Examples of such shortcomings are abundant. According, to Constantine Partasides, for example, parties often discover late in the process that they have wasted considerable time and cost developing evidence and arguments on matters that will not affect the Tribunal’s decision and/or have failed to properly address certain points that are important to the Tribunal’s decision. He cites Yves Derains, who declared “I am sometimes shocked when I write an award that although we heard 25 witnesses, I am only referring to two, and I think, ‘why did we spend time hearing them, why did the parties bear the costs of preparing them …?’”
Remedies too appear to be ample. Two of them are particularly worth mentioning. The first one comes from Neil Kaplan, who has advocated for the introduction of an earlier hearing, the Kaplan Opening, where opening arguments would be made and initial exchanges would take place between the tribunal and the parties’ counsel and experts. It is intended to allow everyone to have a better understanding of the material points and arguments in dispute so that the ultimate evidentiary hearing can be more effective. The second was suggested by Constantine Partasides. He proposed that a systematic case review conference be held not (or not only) prior to the evidentiary hearing but (also) after the first round of substantive submissions that follows the constitution of the Tribunal, namely before the Reply and Rejoinder. It is intended to streamline all the subsequent phases of the arbitration.

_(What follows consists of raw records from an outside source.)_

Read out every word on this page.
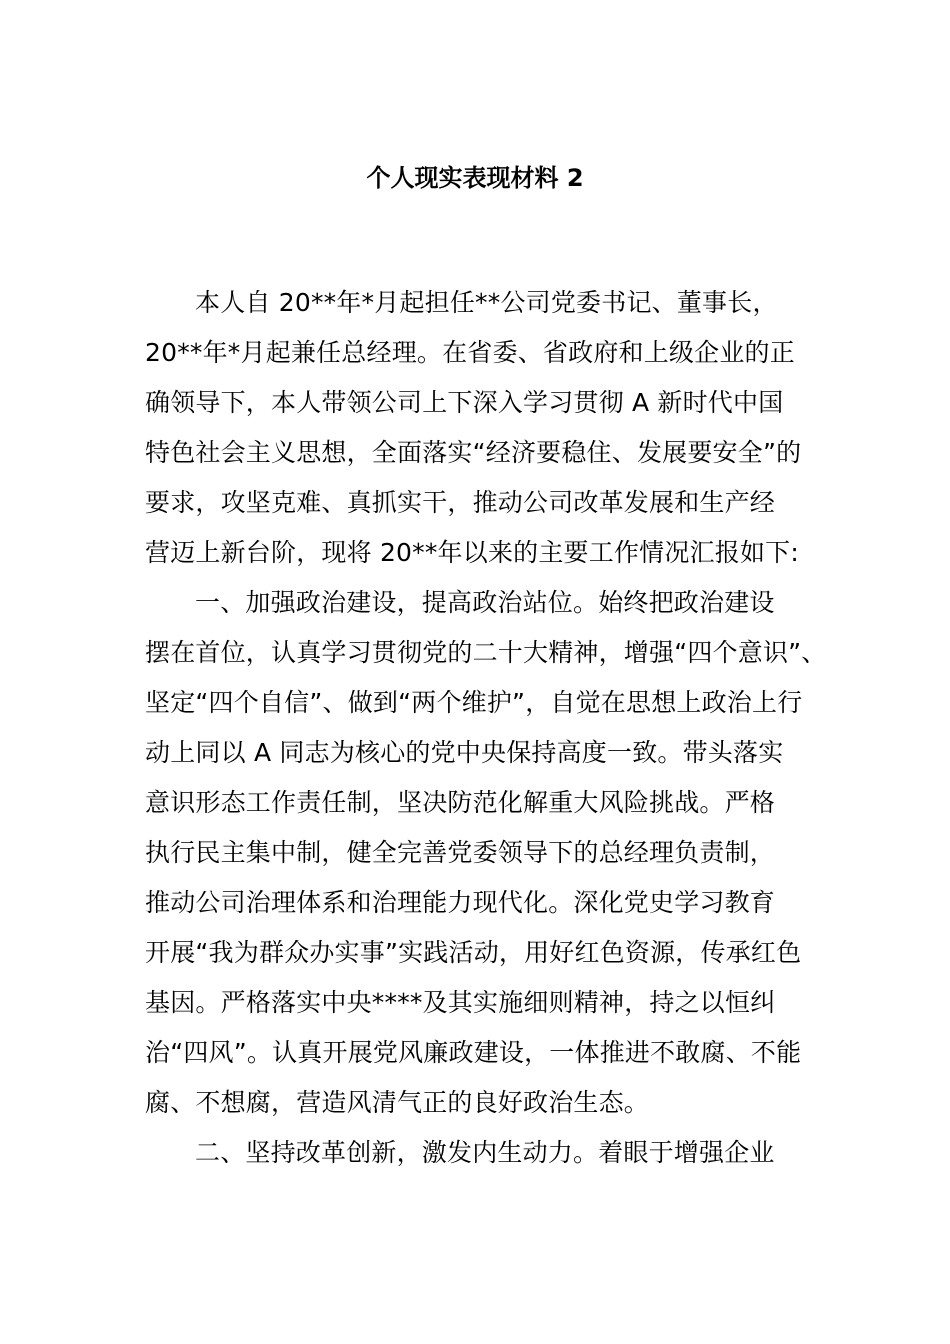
个人现实表现材料 2
本人自 20**年*月起担任**公司党委书记、董事长，
20**年*月起兼任总经理。在省委、省政府和上级企业的正
确领导下，本人带领公司上下深入学习贯彻 A 新时代中国
特色社会主义思想，全面落实“经济要稳住、发展要安全”的
要求，攻坚克难、真抓实干，推动公司改革发展和生产经
营迈上新台阶，现将 20**年以来的主要工作情况汇报如下:
一、加强政治建设，提高政治站位。始终把政治建设
摆在首位，认真学习贯彻党的二十大精神，增强“四个意识”、
坚定“四个自信”、做到“两个维护”，自觉在思想上政治上行
动上同以 A 同志为核心的党中央保持高度一致。带头落实
意识形态工作责任制，坚决防范化解重大风险挑战。严格
执行民主集中制，健全完善党委领导下的总经理负责制，
推动公司治理体系和治理能力现代化。深化党史学习教育
开展“我为群众办实事”实践活动，用好红色资源，传承红色
基因。严格落实中央****及其实施细则精神，持之以恒纠
治“四风”。认真开展党风廉政建设，一体推进不敢腐、不能
腐、不想腐，营造风清气正的良好政治生态。
二、坚持改革创新，激发内生动力。着眼于增强企业
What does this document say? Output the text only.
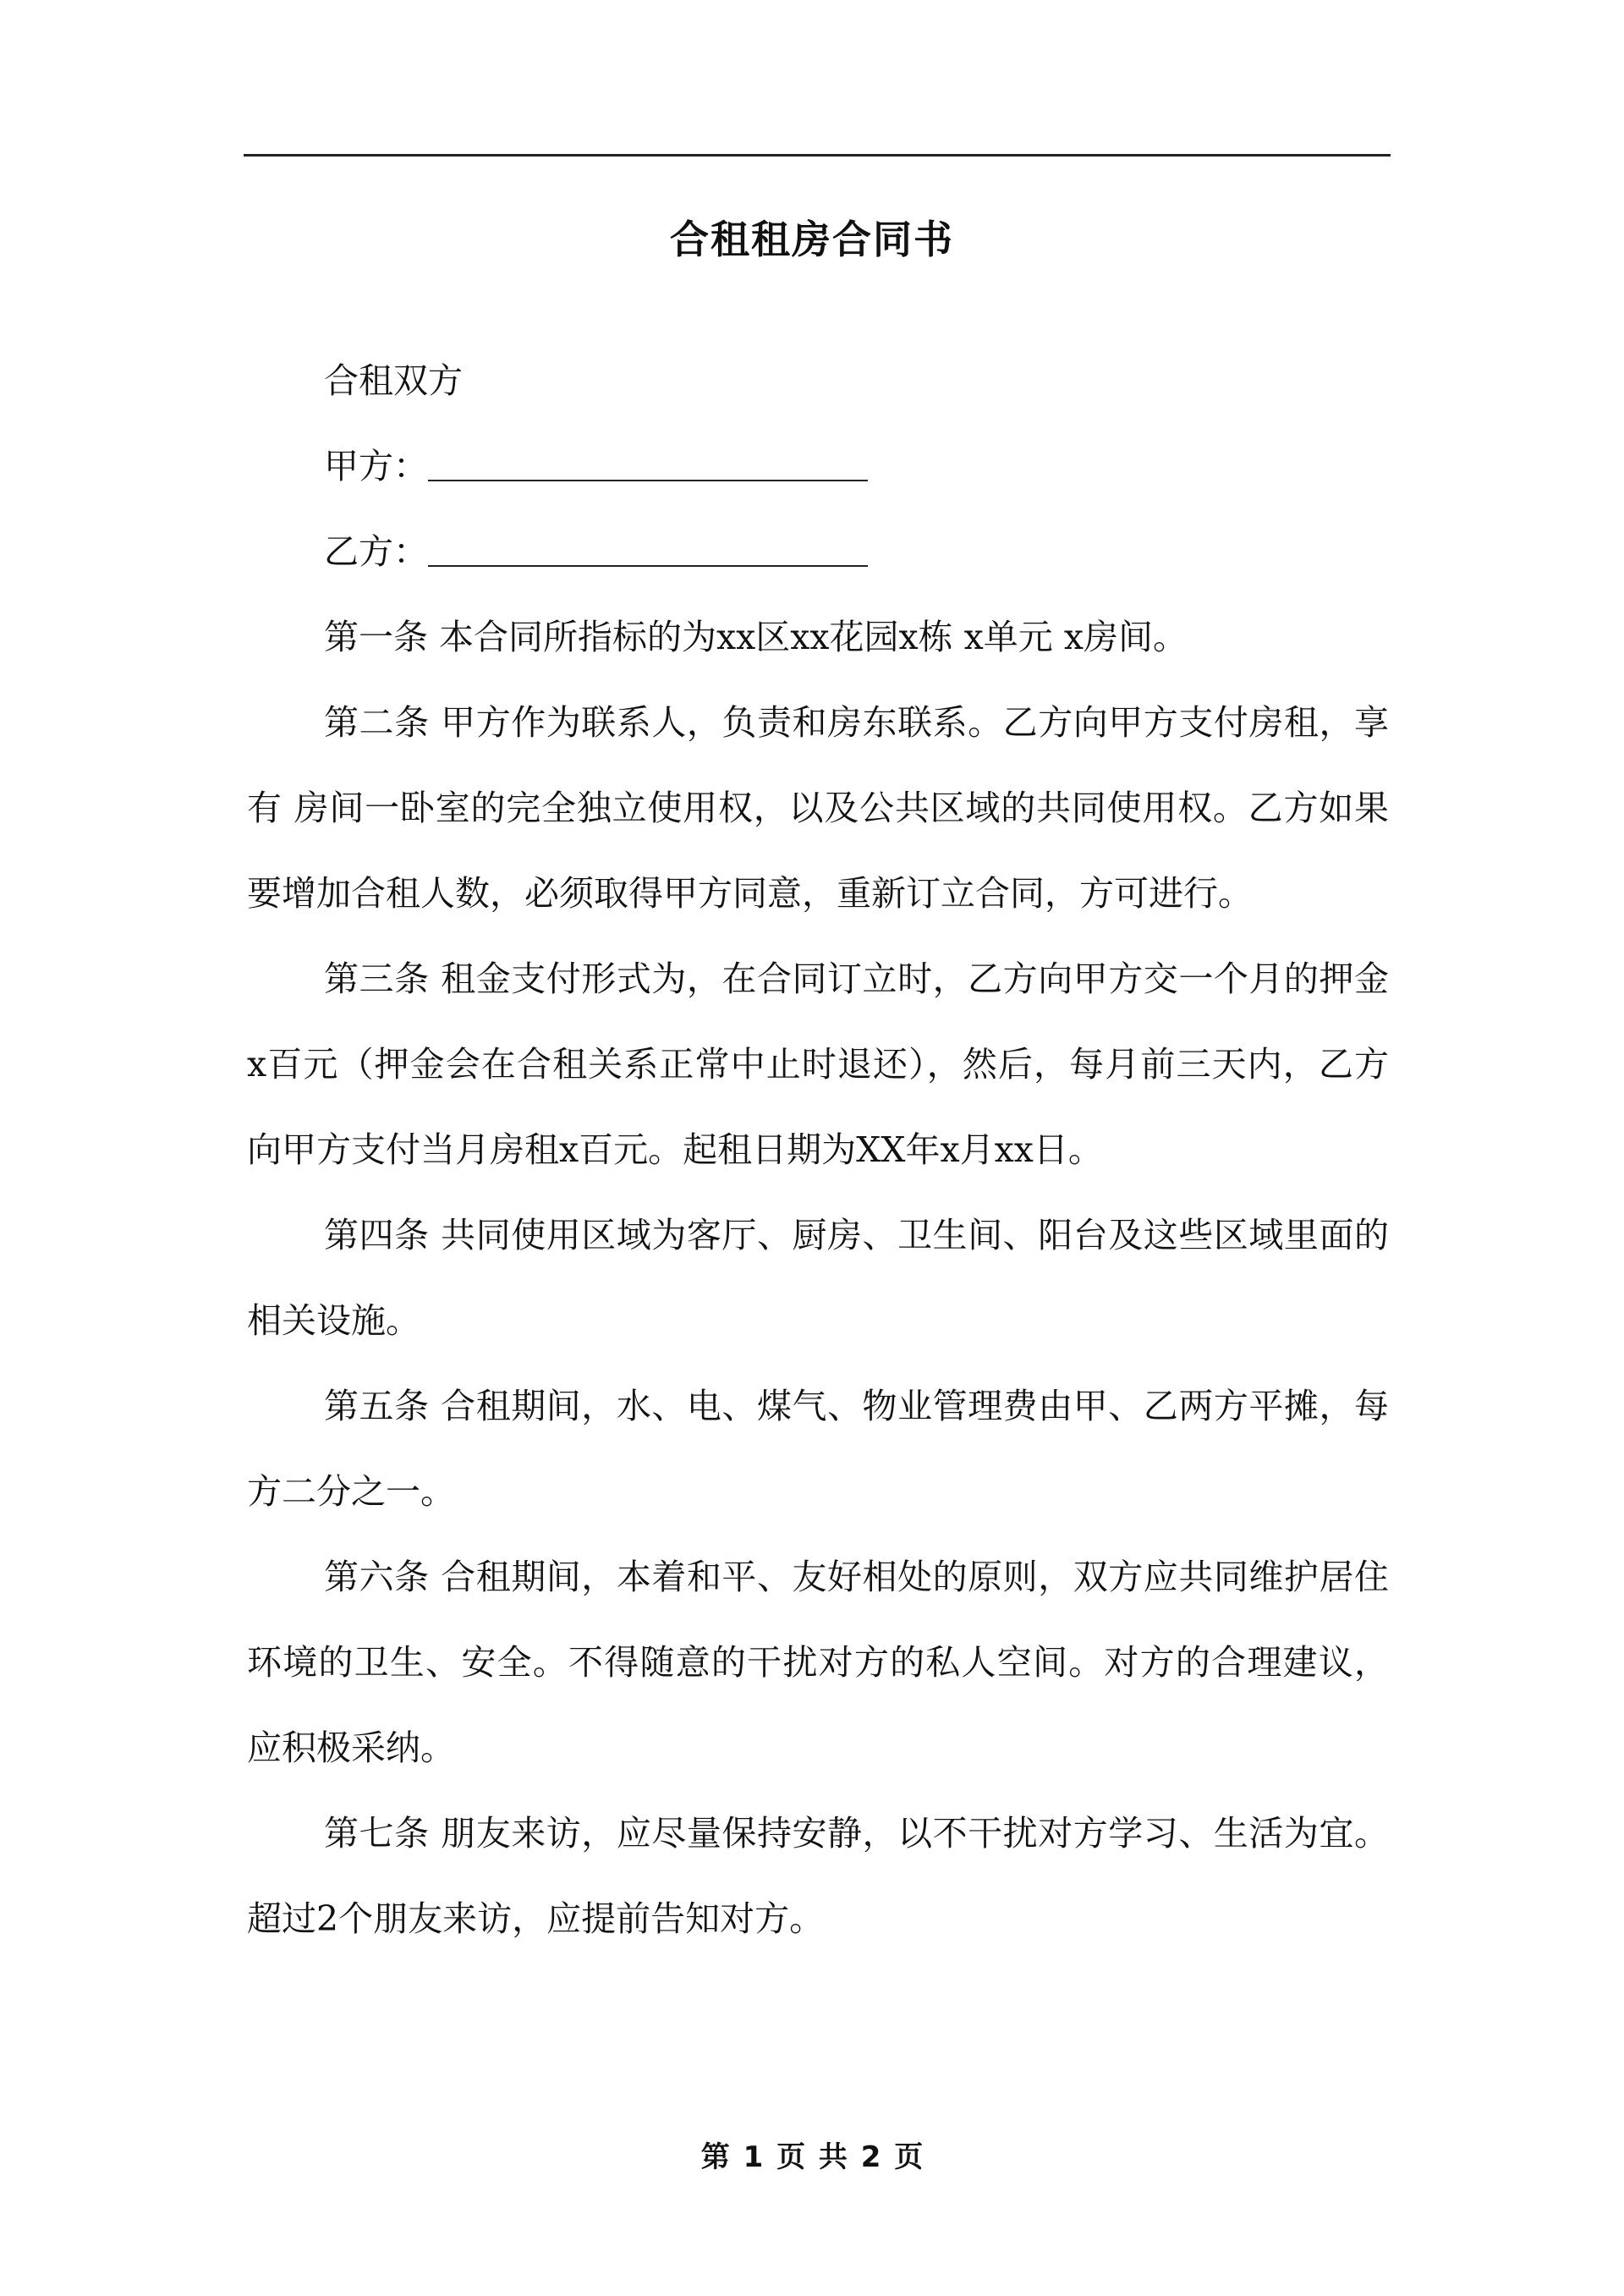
合租租房合同书

合租双方

甲方：

乙方：

第一条 本合同所指标的为xx区xx花园x栋 x单元 x房间。

第二条 甲方作为联系人，负责和房东联系。乙方向甲方支付房租，享有 房间一卧室的完全独立使用权，以及公共区域的共同使用权。乙方如果要增加合租人数，必须取得甲方同意，重新订立合同，方可进行。

第三条 租金支付形式为，在合同订立时，乙方向甲方交一个月的押金x百元（押金会在合租关系正常中止时退还），然后，每月前三天内，乙方向甲方支付当月房租x百元。起租日期为XX年x月xx日。

第四条 共同使用区域为客厅、厨房、卫生间、阳台及这些区域里面的相关设施。

第五条 合租期间，水、电、煤气、物业管理费由甲、乙两方平摊，每方二分之一。

第六条 合租期间，本着和平、友好相处的原则，双方应共同维护居住环境的卫生、安全。不得随意的干扰对方的私人空间。对方的合理建议，应积极采纳。

第七条 朋友来访，应尽量保持安静，以不干扰对方学习、生活为宜。超过2个朋友来访，应提前告知对方。

第 1 页 共 2 页
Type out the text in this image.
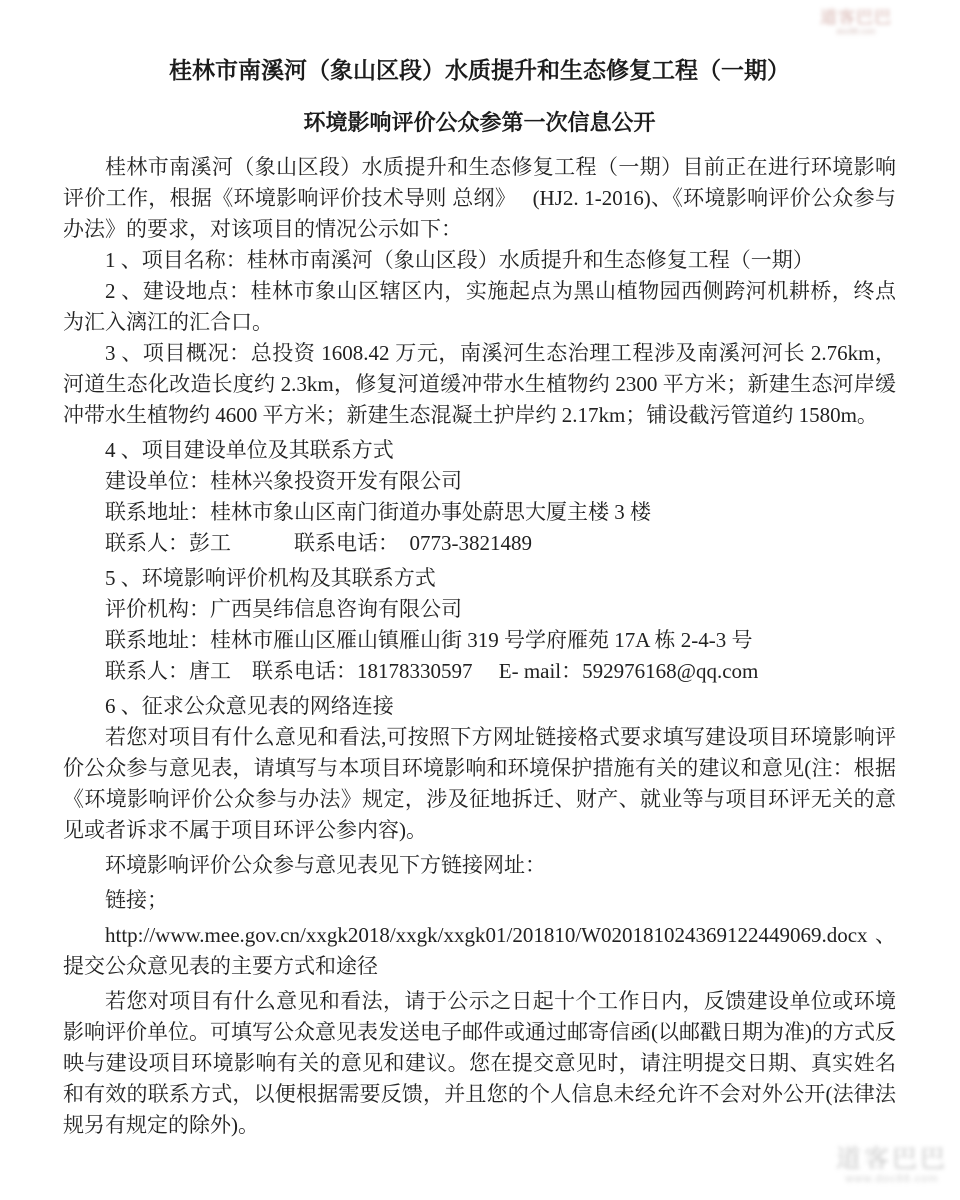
道客巴巴
doc88.com
桂林市南溪河（象山区段）水质提升和生态修复工程（一期）
环境影响评价公众参第一次信息公开

桂林市南溪河（象山区段）水质提升和生态修复工程（一期）目前正在进行环境影响评价工作，根据《环境影响评价技术导则 总纲》　 (HJ2. 1-2016)、《环境影响评价公众参与办法》的要求，对该项目的情况公示如下：

1 、项目名称：桂林市南溪河（象山区段）水质提升和生态修复工程（一期）

2 、建设地点：桂林市象山区辖区内，实施起点为黑山植物园西侧跨河机耕桥，终点为汇入漓江的汇合口。

3 、项目概况：总投资 1608.42 万元，南溪河生态治理工程涉及南溪河河长 2.76km，河道生态化改造长度约 2.3km，修复河道缓冲带水生植物约 2300 平方米；新建生态河岸缓冲带水生植物约 4600 平方米；新建生态混凝土护岸约 2.17km；铺设截污管道约 1580m。

4 、项目建设单位及其联系方式

建设单位：桂林兴象投资开发有限公司

联系地址：桂林市象山区南门街道办事处蔚思大厦主楼 3 楼

联系人：彭工　　　联系电话：　0773-3821489

5 、环境影响评价机构及其联系方式

评价机构：广西昊纬信息咨询有限公司

联系地址：桂林市雁山区雁山镇雁山街 319 号学府雁苑 17A 栋 2-4-3 号

联系人：唐工　联系电话：18178330597　 E- mail：592976168@qq.com

6 、征求公众意见表的网络连接

若您对项目有什么意见和看法,可按照下方网址链接格式要求填写建设项目环境影响评价公众参与意见表，请填写与本项目环境影响和环境保护措施有关的建议和意见(注：根据《环境影响评价公众参与办法》规定，涉及征地拆迁、财产、就业等与项目环评无关的意见或者诉求不属于项目环评公参内容)。

环境影响评价公众参与意见表见下方链接网址：

链接；

http://www.mee.gov.cn/xxgk2018/xxgk/xxgk01/201810/W020181024369122449069.docx 、 提交公众意见表的主要方式和途径

若您对项目有什么意见和看法，请于公示之日起十个工作日内，反馈建设单位或环境影响评价单位。可填写公众意见表发送电子邮件或通过邮寄信函(以邮戳日期为准)的方式反映与建设项目环境影响有关的意见和建议。您在提交意见时，请注明提交日期、真实姓名和有效的联系方式，以便根据需要反馈，并且您的个人信息未经允许不会对外公开(法律法规另有规定的除外)。

道客巴巴
www.doc88.com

There is indisputably a growing problem of ineffectiveness, which no doubt needs to be resolved in the interest of the system and its users. Yet, the two solutions proposed are not appropriate. They are certainly good and may be warranted on a case by case basis, at the appropriate time called for by the specific circumstances of each case, but not as systematic sequence to be implemented, let alone at a scientific moment set in advance, in the arbitration process.